Once those obligations are subtracted, the report notes, the extra cash that lawmakers have discretion to use is $38 billion between now and the early summer of 2022.
But the analysis is most critical of Newsom’s support for leaving a portion of last year’s difficult budget-balancing solutions in place, especially with the state likely to receive one of the largest windfalls of tax revenues in its history.
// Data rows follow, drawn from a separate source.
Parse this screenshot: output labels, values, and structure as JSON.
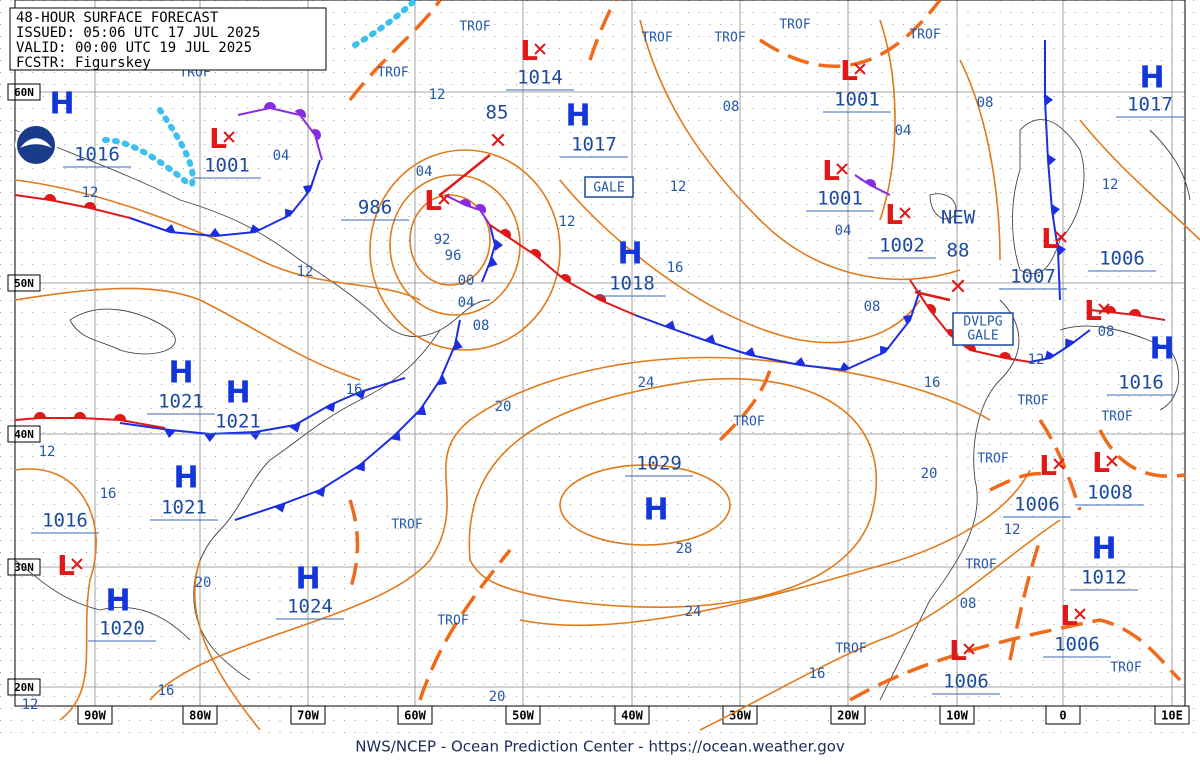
{
  "header": {
    "lines": [
      "48-HOUR SURFACE FORECAST",
      "ISSUED: 05:06 UTC 17 JUL 2025",
      "VALID: 00:00 UTC 19 JUL 2025",
      "FCSTR: Figurskey"
    ]
  },
  "latitudes": [
    "60N",
    "50N",
    "40N",
    "30N",
    "20N"
  ],
  "longitudes": [
    "90W",
    "80W",
    "70W",
    "60W",
    "50W",
    "40W",
    "30W",
    "20W",
    "10W",
    "0",
    "10E"
  ],
  "highs": [
    {
      "symbol": "H",
      "pressure": "1017"
    },
    {
      "symbol": "H",
      "pressure": "1016"
    },
    {
      "symbol": "H",
      "pressure": "1017"
    },
    {
      "symbol": "H",
      "pressure": "1018"
    },
    {
      "symbol": "H",
      "pressure": "1021"
    },
    {
      "symbol": "H",
      "pressure": "1021"
    },
    {
      "symbol": "H",
      "pressure": "1021"
    },
    {
      "symbol": "H",
      "pressure": "1029"
    },
    {
      "symbol": "H",
      "pressure": "1024"
    },
    {
      "symbol": "H",
      "pressure": "1020"
    },
    {
      "symbol": "H",
      "pressure": "1012"
    },
    {
      "symbol": "H",
      "pressure": "1016"
    }
  ],
  "lows": [
    {
      "symbol": "L",
      "pressure": "1014"
    },
    {
      "symbol": "L",
      "pressure": "1001"
    },
    {
      "symbol": "L",
      "pressure": "1001"
    },
    {
      "symbol": "L",
      "pressure": "1001"
    },
    {
      "symbol": "L",
      "pressure": "1002"
    },
    {
      "symbol": "L",
      "pressure": "986"
    },
    {
      "symbol": "L",
      "pressure": "1007"
    },
    {
      "symbol": "L",
      "pressure": "1006"
    },
    {
      "symbol": "L",
      "pressure": "1006"
    },
    {
      "symbol": "L",
      "pressure": "1008"
    },
    {
      "symbol": "L",
      "pressure": "1006"
    },
    {
      "symbol": "L",
      "pressure": "1006"
    },
    {
      "symbol": "L",
      "pressure": "1016"
    }
  ],
  "storm_labels": [
    "85",
    "88",
    "NEW"
  ],
  "warnings": [
    "GALE",
    "DVLPG",
    "GALE"
  ],
  "trough_labels": [
    "TROF",
    "TROF",
    "TROF",
    "TROF",
    "TROF",
    "TROF",
    "TROF",
    "TROF",
    "TROF",
    "TROF",
    "TROF",
    "TROF",
    "TROF",
    "TROF",
    "TROF",
    "TROF"
  ],
  "isobar_labels": [
    "12",
    "04",
    "12",
    "04",
    "12",
    "12",
    "08",
    "04",
    "08",
    "12",
    "04",
    "16",
    "92",
    "96",
    "00",
    "04",
    "08",
    "12",
    "08",
    "08",
    "12",
    "16",
    "24",
    "20",
    "16",
    "12",
    "16",
    "20",
    "28",
    "12",
    "24",
    "08",
    "20",
    "16",
    "16",
    "20",
    "12"
  ],
  "footer": "NWS/NCEP - Ocean Prediction Center - https://ocean.weather.gov"
}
The budget signed into law last summer, then estimated to total $202 billion, was written with the assumption of a steep and severe drop in tax revenues due to the COVID-19 pandemic. As such, it relied on withdrawals from California’s large “rainy day” fund and proposed a variety of borrowing from internal funds to weather the storm. The emergency measures included a shift in public employee pension costs and paying for some long-term capital projects with bonds instead of cash.
While some of last year’s budget solutions would be scrapped under Newsom’s new spending plan, the analysis notes $12.1 billion of those decisions would stay in place — none bigger than a planned withdrawal of $7.8 billion in cash reserves.
“Despite a historic surge in revenues, the governor continues to make use of nearly $12 billion in budget tools reserve withdrawals and borrowing — to increase spending,” the analyst’s report says. “The state will need these tools to respond to future challenges when federal assistance may not be as significant.”
H.D. Palmer, a spokesman for the governor’s budget office, said the spending plan seeks to address both immediate and longer-term needs and that it envisions setting aside more than $24 billion in budget reserves for future downturns.
“We believe the May Revision strikes a proper balance, and we’ll work with the Legislature in the coming weeks to further discuss how best to balance these imperatives,” Palmer said in an email.
Lawmakers begin their early review of Newsom’s plan this week. By law, they must send a budget proposal to the governor by June 15 or forfeit a portion of their salaries until the work is complete.